In Zeiten des Umbruchs bevorzugen Anleger Unternehmen mit hohem Wachstum und innovativen Geschäftsmodellen.

Viele Firmen, die nach Value-Kennzahlen günstig bewertet sind, stecken dagegen in einer Krise. Weil sich ihr Umfeld radikal ändert, sind diese Werte günstig. Wer sich aber allein auf die Bewertung verlässt, kann schnell in eine Value-Falle tappen.

„Automobilhersteller sind günstig. Aber das hat seinen Grund. Sie müssen den Wandel in Richtung E-Mobilität erst einmal bewältigen“, erklärt Leber.

Sinnvoller kann es sein, in Unternehmen zu investieren, die direkt von der Elektromobilität profitieren können, ohne einen teuren Umbau bewältigen zu müssen.

Auch die Bankbranche, der Handel oder die Stahlindustrie durchlaufen einen ähnlich radikalen Wandel.

 

Neue Kennzahlen berücksichtigen

Auch deswegen müssten Value-Investoren umdenken und sich nicht mehr allein auf das Kurs-Gewinn-Verhältnis verlassen, empfiehlt Leber.

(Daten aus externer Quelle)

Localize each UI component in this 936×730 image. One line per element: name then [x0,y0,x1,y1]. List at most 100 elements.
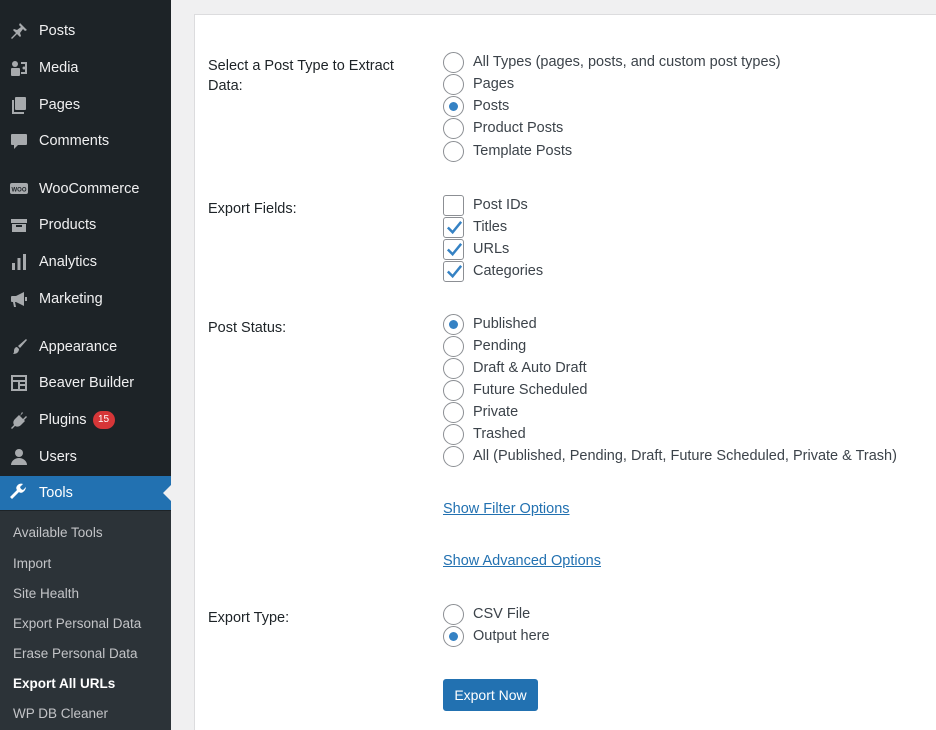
media-icon [9,58,29,78]
radio-button[interactable] [443,445,464,467]
woocommerce-icon: WOO [9,179,29,199]
option-label: Post IDs [473,197,528,213]
sidebar-item-comments[interactable]: Comments [0,124,171,158]
radio-button[interactable] [443,51,464,73]
radio-button[interactable] [443,401,464,423]
layout-icon [9,373,29,393]
radio-button-selected[interactable] [443,313,464,335]
sidebar-item-label: Pages [39,97,81,113]
submenu-item-export-personal-data[interactable]: Export Personal Data [13,616,141,631]
option-label: Output here [473,628,550,644]
sidebar-item-tools[interactable]: Tools [0,476,171,510]
post-type-option-product-posts[interactable]: Product Posts [443,117,563,139]
radio-button-selected[interactable] [443,95,464,117]
sidebar-item-appearance[interactable]: Appearance [0,330,171,364]
radio-button[interactable] [443,117,464,139]
radio-button-selected[interactable] [443,625,464,647]
export-field-post-ids[interactable]: Post IDs [443,194,528,216]
option-label: Private [473,404,519,420]
sidebar-item-users[interactable]: Users [0,440,171,474]
sidebar-item-label: Analytics [39,254,98,270]
option-label: URLs [473,241,510,257]
sidebar-item-label: Marketing [39,291,103,307]
radio-button[interactable] [443,603,464,625]
checkmark-icon [446,242,463,256]
svg-text:WOO: WOO [12,188,27,194]
export-field-titles[interactable]: Titles [443,216,507,238]
export-field-urls[interactable]: URLs [443,238,509,260]
option-label: Posts [473,98,510,114]
option-label: Product Posts [473,120,564,136]
export-fields-label: Export Fields: [208,201,297,217]
admin-sidebar: Posts Media Pages Comments WOO WooCommer… [0,0,171,730]
megaphone-icon [9,289,29,309]
checkbox-checked[interactable] [443,238,464,260]
checkbox-checked[interactable] [443,260,464,282]
submenu-item-available-tools[interactable]: Available Tools [13,525,103,540]
export-type-option-csv[interactable]: CSV File [443,603,530,625]
sidebar-item-analytics[interactable]: Analytics [0,245,171,279]
post-status-option-published[interactable]: Published [443,313,537,335]
option-label: Pending [473,338,527,354]
paintbrush-icon [9,337,29,357]
post-type-option-template-posts[interactable]: Template Posts [443,140,572,162]
sidebar-item-label: Media [39,60,79,76]
plugin-update-badge: 15 [92,411,115,429]
radio-button[interactable] [443,73,464,95]
sidebar-item-label: WooCommerce [39,181,140,197]
show-advanced-options-link[interactable]: Show Advanced Options [443,553,601,569]
option-label: All Types (pages, posts, and custom post… [473,54,781,70]
option-label: Template Posts [473,143,573,159]
wrench-icon [9,483,29,503]
post-type-option-pages[interactable]: Pages [443,73,514,95]
comments-icon [9,131,29,151]
post-status-option-all[interactable]: All (Published, Pending, Draft, Future S… [443,445,897,467]
analytics-icon [9,252,29,272]
pin-icon [9,21,29,41]
option-label: Published [473,316,537,332]
sidebar-item-plugins[interactable]: Plugins 15 [0,403,171,437]
export-type-label: Export Type: [208,610,290,626]
post-status-option-draft[interactable]: Draft & Auto Draft [443,357,587,379]
radio-button[interactable] [443,335,464,357]
show-filter-options-link[interactable]: Show Filter Options [443,501,570,517]
option-label: CSV File [473,606,531,622]
post-status-option-trashed[interactable]: Trashed [443,423,526,445]
checkbox[interactable] [443,194,464,216]
post-status-option-pending[interactable]: Pending [443,335,526,357]
submenu-item-erase-personal-data[interactable]: Erase Personal Data [13,646,138,661]
sidebar-item-label: Plugins [39,412,87,428]
sidebar-item-posts[interactable]: Posts [0,14,171,48]
plugins-icon [9,410,29,430]
submenu-item-wp-db-cleaner[interactable]: WP DB Cleaner [13,706,108,721]
radio-button[interactable] [443,140,464,162]
radio-button[interactable] [443,379,464,401]
sidebar-item-media[interactable]: Media [0,51,171,85]
sidebar-item-woocommerce[interactable]: WOO WooCommerce [0,172,171,206]
checkbox-checked[interactable] [443,216,464,238]
post-status-option-future[interactable]: Future Scheduled [443,379,587,401]
post-type-option-posts[interactable]: Posts [443,95,509,117]
radio-button[interactable] [443,357,464,379]
export-type-option-output-here[interactable]: Output here [443,625,550,647]
sidebar-item-products[interactable]: Products [0,208,171,242]
tools-submenu: Available Tools Import Site Health Expor… [0,511,171,730]
sidebar-item-marketing[interactable]: Marketing [0,282,171,316]
sidebar-item-label: Users [39,449,77,465]
option-label: Pages [473,76,515,92]
export-field-categories[interactable]: Categories [443,260,543,282]
radio-button[interactable] [443,423,464,445]
submenu-item-export-all-urls[interactable]: Export All URLs [13,676,115,691]
post-type-label: Select a Post Type to Extract Data: [208,58,394,94]
products-icon [9,215,29,235]
option-label: Future Scheduled [473,382,588,398]
export-now-button[interactable]: Export Now [443,679,538,711]
option-label: Categories [473,263,544,279]
submenu-item-site-health[interactable]: Site Health [13,586,79,601]
submenu-item-import[interactable]: Import [13,556,51,571]
post-status-option-private[interactable]: Private [443,401,518,423]
option-label: Draft & Auto Draft [473,360,587,376]
sidebar-item-pages[interactable]: Pages [0,88,171,122]
sidebar-item-beaver-builder[interactable]: Beaver Builder [0,366,171,400]
post-type-option-all[interactable]: All Types (pages, posts, and custom post… [443,51,781,73]
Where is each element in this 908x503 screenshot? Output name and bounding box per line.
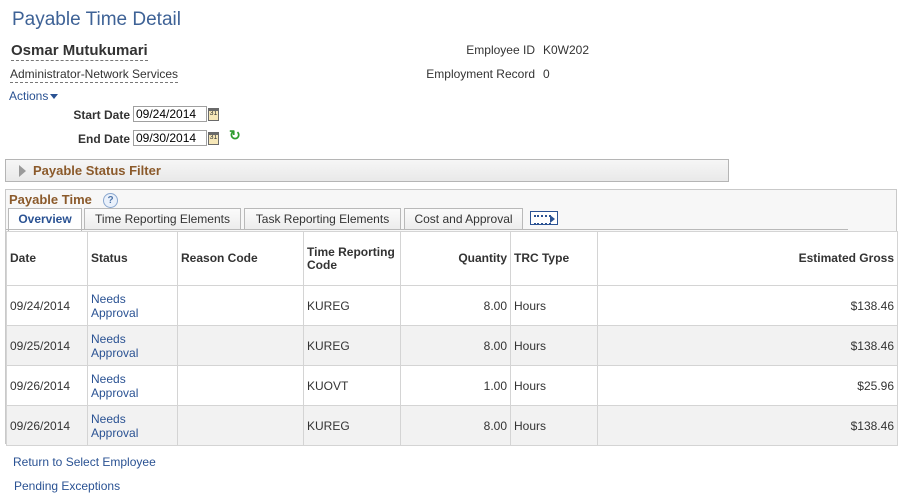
column-header-quantity: Quantity [400,231,511,286]
table-header-row: Date Status Reason Code Time Reporting C… [6,231,898,286]
column-header-reason-code: Reason Code [177,231,304,286]
employee-id-value: K0W202 [543,43,590,57]
tab-task-reporting-elements[interactable]: Task Reporting Elements [244,208,401,230]
cell-quantity: 8.00 [400,325,511,366]
cell-date: 09/25/2014 [6,325,88,366]
cell-trc-type: Hours [510,405,598,446]
cell-trc-type: Hours [510,325,598,366]
end-date-input[interactable] [133,130,207,146]
cell-quantity: 1.00 [400,365,511,406]
cell-reason-code [177,365,304,406]
column-header-status: Status [87,231,178,286]
cell-estimated-gross: $138.46 [597,405,898,446]
tab-overview[interactable]: Overview [8,208,82,231]
cell-time-reporting-code: KUREG [303,285,401,326]
cell-trc-type: Hours [510,285,598,326]
start-date-input[interactable] [133,106,207,122]
page-title: Payable Time Detail [12,9,181,30]
column-header-trc-type: TRC Type [510,231,598,286]
cell-estimated-gross: $25.96 [597,365,898,406]
table-row: 09/24/2014 Needs Approval KUREG 8.00 Hou… [6,285,898,326]
cell-time-reporting-code: KUOVT [303,365,401,406]
cell-date: 09/24/2014 [6,285,88,326]
cell-quantity: 8.00 [400,405,511,446]
cell-status-link[interactable]: Needs Approval [87,325,178,366]
employment-record-label: Employment Record [426,67,535,81]
payable-status-filter-label: Payable Status Filter [33,163,161,178]
column-header-date: Date [6,231,88,286]
cell-estimated-gross: $138.46 [597,325,898,366]
table-row: 09/26/2014 Needs Approval KUOVT 1.00 Hou… [6,365,898,406]
cell-date: 09/26/2014 [6,365,88,406]
expand-triangle-icon [19,165,26,177]
cell-time-reporting-code: KUREG [303,405,401,446]
column-header-estimated-gross: Estimated Gross [597,231,898,286]
actions-menu[interactable]: Actions [9,89,59,103]
show-all-columns-icon[interactable] [530,211,558,225]
cell-date: 09/26/2014 [6,405,88,446]
payable-status-filter-section[interactable]: Payable Status Filter [5,159,729,182]
return-to-select-employee-link[interactable]: Return to Select Employee [13,455,156,469]
actions-label: Actions [9,89,49,103]
employee-name[interactable]: Osmar Mutukumari [11,42,148,61]
cell-reason-code [177,405,304,446]
cell-trc-type: Hours [510,365,598,406]
cell-status-link[interactable]: Needs Approval [87,285,178,326]
help-icon[interactable]: ? [103,193,118,208]
cell-reason-code [177,285,304,326]
column-header-time-reporting-code: Time Reporting Code [303,231,401,286]
refresh-icon[interactable]: ↻ [229,127,241,144]
employee-id-label: Employee ID [466,43,535,57]
cell-status-link[interactable]: Needs Approval [87,365,178,406]
table-row: 09/25/2014 Needs Approval KUREG 8.00 Hou… [6,325,898,366]
pending-exceptions-link[interactable]: Pending Exceptions [14,479,120,493]
calendar-icon[interactable]: 31 [208,132,219,145]
cell-quantity: 8.00 [400,285,511,326]
table-row: 09/26/2014 Needs Approval KUREG 8.00 Hou… [6,405,898,446]
cell-status-link[interactable]: Needs Approval [87,405,178,446]
cell-time-reporting-code: KUREG [303,325,401,366]
chevron-down-icon [50,94,59,100]
cell-estimated-gross: $138.46 [597,285,898,326]
cell-reason-code [177,325,304,366]
tab-divider [6,229,848,230]
calendar-icon[interactable]: 31 [208,108,219,121]
payable-time-title: Payable Time [9,192,92,207]
payable-time-table: Date Status Reason Code Time Reporting C… [6,231,898,446]
employee-department[interactable]: Administrator-Network Services [10,67,179,83]
tab-cost-and-approval[interactable]: Cost and Approval [404,208,523,230]
end-date-label: End Date [77,132,130,146]
employment-record-value: 0 [543,67,550,81]
tab-time-reporting-elements[interactable]: Time Reporting Elements [84,208,241,230]
start-date-label: Start Date [73,108,130,122]
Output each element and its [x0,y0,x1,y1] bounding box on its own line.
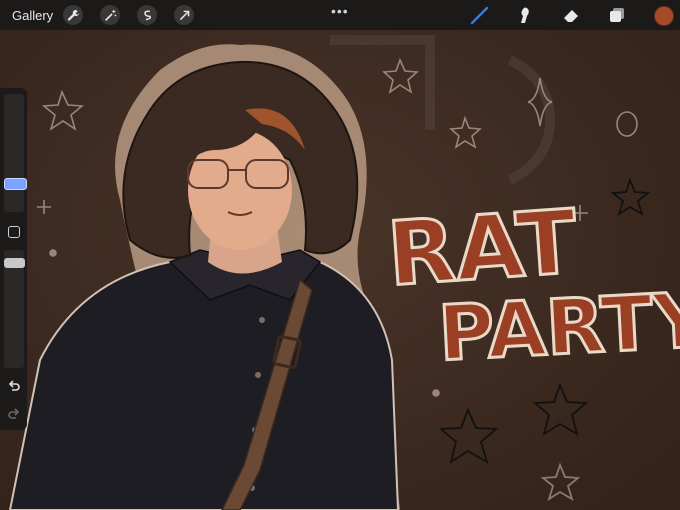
top-toolbar: Gallery ••• [0,0,680,30]
brush-size-slider[interactable] [4,94,24,212]
layers-button[interactable] [607,5,627,25]
smudge-icon [521,7,529,23]
transform-button[interactable] [174,5,195,25]
selection-icon [143,10,151,20]
wrench-icon [67,9,79,21]
smudge-tool-button[interactable] [514,5,534,25]
selection-button[interactable] [137,5,158,25]
transform-arrow-icon [179,10,189,20]
brush-icon [470,6,489,25]
modify-button[interactable] [8,226,20,238]
undo-icon[interactable] [7,380,21,394]
magic-wand-icon [104,9,116,21]
lettering-party: PARTY [436,275,680,378]
actions-button[interactable] [63,5,84,25]
brush-size-handle[interactable] [4,178,27,190]
adjustments-button[interactable] [100,5,121,25]
brush-tool-button[interactable] [470,5,490,25]
layers-icon [610,8,624,22]
eraser-icon [564,10,578,22]
eraser-tool-button[interactable] [561,5,581,25]
opacity-handle[interactable] [4,258,25,268]
drawing-canvas[interactable]: RAT PARTY [0,0,680,510]
gallery-button[interactable]: Gallery [12,8,53,23]
redo-icon[interactable] [7,408,21,422]
more-options-button[interactable]: ••• [331,3,349,19]
left-sidebar [0,88,27,430]
color-picker-button[interactable] [654,6,674,26]
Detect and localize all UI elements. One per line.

Sie sollten viel stärker die Wachstumsaussichten berücksichtigen. So kann auch ein Unternehmen mit einer hohen Bewertung ein Value-Titel sein, wenn der Gewinn jedes Jahr stark wächst.

Dabei nennt Leber gerne das Beispiel der Google-Mutter Alphabet: „Das Unternehmen ist ein Weltmeister in Sachen Innovation, mit sehr gutem Cashflow und sechs Marken mit jeweils einer Milliarde Kunden.

Das Wachstumspotenzial ist noch längst nicht ausgeschöpft.“ Bezogen auf die erwarteten Gewinne in 2020, liegt dessen KGV bei rund 22 – und das bei einem Gewinnwachstum von 15 Prozent. Für Leber ist das eine attraktive Bewertung.

Wer heute in Zeiten der Disruption erfolgreich investieren möchte, darf sich also nicht allein auf die Bewertung verlassen.

Er muss die Wachstumsaussichten berücksichtigen und auch den abrupten Wandel von Geschäftsmodellen und Märkten beachten.